A win by Democrat Martha Coakley in today’s special election to fill the Senate seat left vacated by the death of Ted Kennedy will result in the loss of thousands of jobs in the healthcare industry, according to Americans for Tax Reform.
The organization, which is a non-partisan coalition opposing all tax increases, released an analysis showing the impact of Martha Coakley’s support for the Senate healthcare bill, which contains 18 separate tax increases, including a $2 billion per year (rising to $3 billion in 2017) tax on medical device manufacturers.
The ATR cites a 2007 study by Advamed, a medical device manufacturing trade association, that found that Massachusetts depends on medical device manufacturers for nearly 22,000 jobs. It ranks second in the country behind California, and fourth as a percent of all state jobs, as one in every 150 Massachusetts workers is employed in the medical device manufacturing industry.
"Raising taxes is not free, it will cost jobs," warned ATR President Grover Norquist.
"People need to ask Martha Coakley why she wants to be the deciding vote on a government healthcare and taxes bill which will endanger 22,000 high-paying jobs in Massachusetts," he added.

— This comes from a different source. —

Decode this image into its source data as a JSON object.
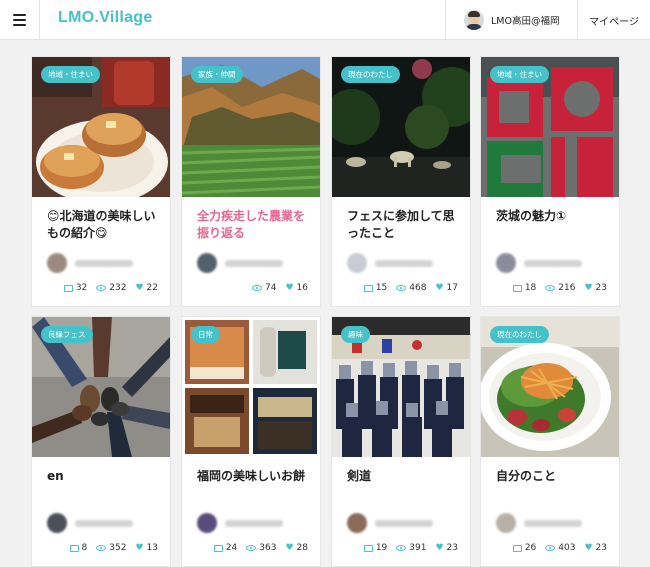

Facing off against Coakley, who serves as Massachusetts Attorney General, in today’s election is Republican candidate Scott Brown, a state senator.
Polls suggest the election could be anything from a double-digit Coakley cruise to a statistical tie. Republicans last held a U.S. Senate seat in the New England state more than four decades ago, according to Reuters..
A Republican has not won a U.S. Senate seat in Massachusetts since 1972.